Capital assets are tangible property that is likely to remain in the possession of the owner for an extended period time. Generally, these more or less permanent assets are used to provide permanent housing for the owner, or are utilized as part of a revenue generating process, such as the operation of a business.

A capital asset includes a wide range of assets that are considered to be desirable and of immediate use or worth to the owner. The assets are also expected to be in use for a long period of time. Most often, a capital asset is thought of as an asset that can be touched and used daily. Land and buildings are excellent examples of a capital asset. Real estate in general, from residential dwellings to commercial office buildings or manufacturing plants, would all qualify as a capital asset.
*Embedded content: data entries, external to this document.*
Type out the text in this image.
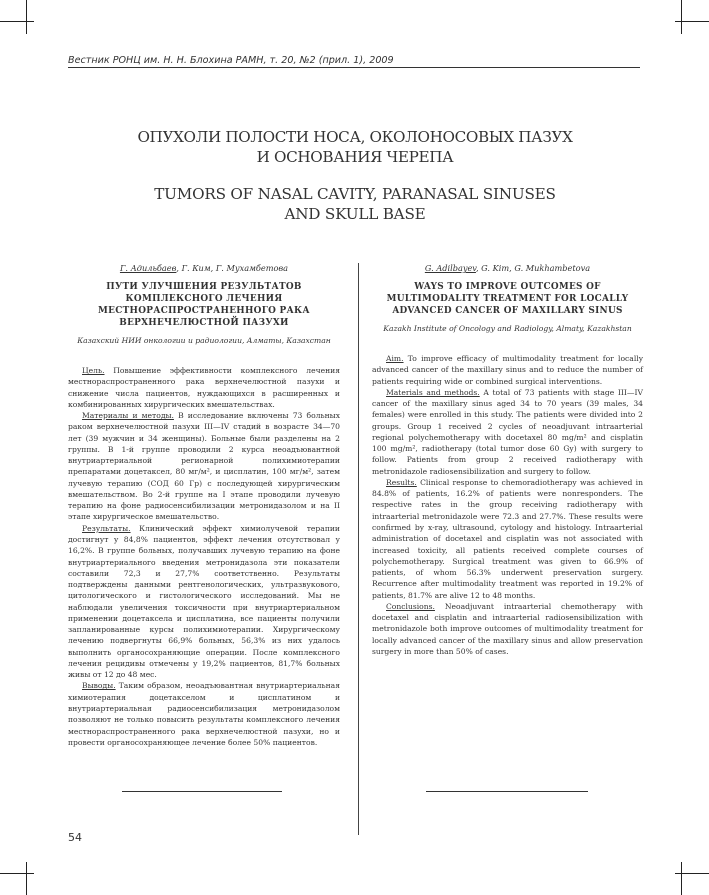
Вестник РОНЦ им. Н. Н. Блохина РАМН, т. 20, №2 (прил. 1), 2009
ОПУХОЛИ ПОЛОСТИ НОСА, ОКОЛОНОСОВЫХ ПАЗУХ
И ОСНОВАНИЯ ЧЕРЕПА
TUMORS OF NASAL CAVITY, PARANASAL SINUSES
AND SKULL BASE
Г. Адильбаев, Г. Ким, Г. Мухамбетова
ПУТИ УЛУЧШЕНИЯ РЕЗУЛЬТАТОВ
КОМПЛЕКСНОГО ЛЕЧЕНИЯ
МЕСТНОРАСПРОСТРАНЕННОГО РАКА
ВЕРХНЕЧЕЛЮСТНОЙ ПАЗУХИ
Казахский НИИ онкологии и радиологии, Алматы, Казахстан

Цель. Повышение эффективности комплексного лечения местнораспространенного рака верхнечелюстной пазухи и снижение числа пациентов, нуждающихся в расширенных и комбинированных хирургических вмешательствах.

Материалы и методы. В исследование включены 73 больных раком верхнечелюстной пазухи III—IV стадий в возрасте 34—70 лет (39 мужчин и 34 женщины). Больные были разделены на 2 группы. В 1-й группе проводили 2 курса неоадъювантной внутриартериальной регионарной полихимиотерапии препаратами доцетаксел, 80 мг/м², и цисплатин, 100 мг/м², затем лучевую терапию (СОД 60 Гр) с последующей хирургическим вмешательством. Во 2-й группе на I этапе проводили лучевую терапию на фоне радиосенсибилизации метронидазолом и на II этапе хирургическое вмешательство.

Результаты. Клинический эффект химиолучевой терапии достигнут у 84,8% пациентов, эффект лечения отсутствовал у 16,2%. В группе больных, получавших лучевую терапию на фоне внутриартериального введения метронидазола эти показатели составили 72,3 и 27,7% соответственно. Результаты подтверждены данными рентгенологических, ультразвукового, цитологического и гистологического исследований. Мы не наблюдали увеличения токсичности при внутриартериальном применении доцетаксела и цисплатина, все пациенты получили запланированные курсы полихимиотерапии. Хирургическому лечению подвергнуты 66,9% больных, 56,3% из них удалось выполнить органосохраняющие операции. После комплексного лечения рецидивы отмечены у 19,2% пациентов, 81,7% больных живы от 12 до 48 мес.

Выводы. Таким образом, неоадъювантная внутриартериальная химиотерапия доцетакселом и цисплатином и внутриартериальная радиосенсибилизация метронидазолом позволяют не только повысить результаты комплексного лечения местнораспространенного рака верхнечелюстной пазухи, но и провести органосохраняющее лечение более 50% пациентов.

G. Adilbayev, G. Kim, G. Mukhambetova
WAYS TO IMPROVE OUTCOMES OF
MULTIMODALITY TREATMENT FOR LOCALLY
ADVANCED CANCER OF MAXILLARY SINUS
Kazakh Institute of Oncology and Radiology, Almaty, Kazakhstan

Aim. To improve efficacy of multimodality treatment for locally advanced cancer of the maxillary sinus and to reduce the number of patients requiring wide or combined surgical interventions.

Materials and methods. A total of 73 patients with stage III—IV cancer of the maxillary sinus aged 34 to 70 years (39 males, 34 females) were enrolled in this study. The patients were divided into 2 groups. Group 1 received 2 cycles of neoadjuvant intraarterial regional polychemotherapy with docetaxel 80 mg/m² and cisplatin 100 mg/m², radiotherapy (total tumor dose 60 Gy) with surgery to follow. Patients from group 2 received radiotherapy with metronidazole radiosensibilization and surgery to follow.

Results. Clinical response to chemoradiotherapy was achieved in 84.8% of patients, 16.2% of patients were nonresponders. The respective rates in the group receiving radiotherapy with intraarterial metronidazole were 72.3 and 27.7%. These results were confirmed by x-ray, ultrasound, cytology and histology. Intraarterial administration of docetaxel and cisplatin was not associated with increased toxicity, all patients received complete courses of polychemotherapy. Surgical treatment was given to 66.9% of patients, of whom 56.3% underwent preservation surgery. Recurrence after multimodality treatment was reported in 19.2% of patients, 81.7% are alive 12 to 48 months.

Conclusions. Neoadjuvant intraarterial chemotherapy with docetaxel and cisplatin and intraarterial radiosensibilization with metronidazole both improve outcomes of multimodality treatment for locally advanced cancer of the maxillary sinus and allow preservation surgery in more than 50% of cases.

54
Along with buildings and land, a capital asset can also be any type of equipment that is used in the operation of a business. Machinery that is used in a manufacturing plant would be considered a tangible asset. A delivery vehicle also qualifies as a capital asset, since it is used to transport finished goods to the point of sale. Computer equipment, office furniture, and general office machinery would all meet the working definition of a capital asset, as they are all assets that are anticipated to be in use by the owner for a considerable amount of time, and aid in the process of running a business.

Investments can also qualify as a capital asset. Choosing to invest resources into a subsidiary company is one example. Infusing cash or other resources into the operation is expected to entail a long-term commitment, and hopefully will produce revenue for the investor at some point in the operation.
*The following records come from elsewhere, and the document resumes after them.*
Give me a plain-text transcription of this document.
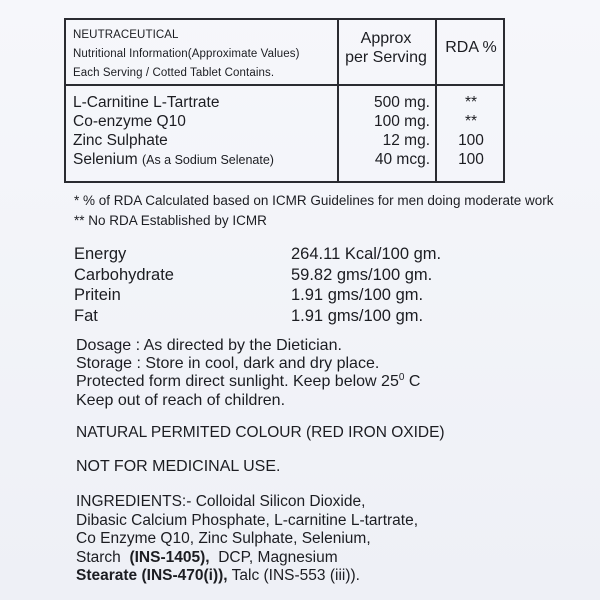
NEUTRACEUTICAL
Nutritional Information(Approximate Values)
Each Serving / Cotted Tablet Contains.
Approx
per Serving
RDA %
L-Carnitine L-Tartrate
Co-enzyme Q10
Zinc Sulphate
Selenium (As a Sodium Selenate)
500 mg.
100 mg.
12 mg.
40 mcg.
**
**
100
100
* % of RDA Calculated based on ICMR Guidelines for men doing moderate work
** No RDA Established by ICMR
Energy
Carbohydrate
Pritein
Fat
264.11 Kcal/100 gm.
59.82 gms/100 gm.
1.91 gms/100 gm.
1.91 gms/100 gm.
Dosage : As directed by the Dietician.
Storage : Store in cool, dark and dry place.
Protected form direct sunlight. Keep below $25^0$ C
Keep out of reach of children.
NATURAL PERMITED COLOUR (RED IRON OXIDE)
NOT FOR MEDICINAL USE.
INGREDIENTS:- Colloidal Silicon Dioxide,
Dibasic Calcium Phosphate, L-carnitine L-tartrate,
Co Enzyme Q10, Zinc Sulphate, Selenium,
Starch (INS-1405), DCP, Magnesium
Stearate (INS-470(i)), Talc (INS-553 (iii)).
A capital asset is subject to a specific set of tax rules. Federal and state level regulations regarding capital gains and capital losses are applied on a consistent basis to any resource that is identified as a capital asset. This mixture of applying taxes to both capital gains and losses allows business owners to gain tax credits as the capital asset ages and becomes less valuable by allowing depreciation and eventually declaring the asset to be obsolete and eligible for replacement.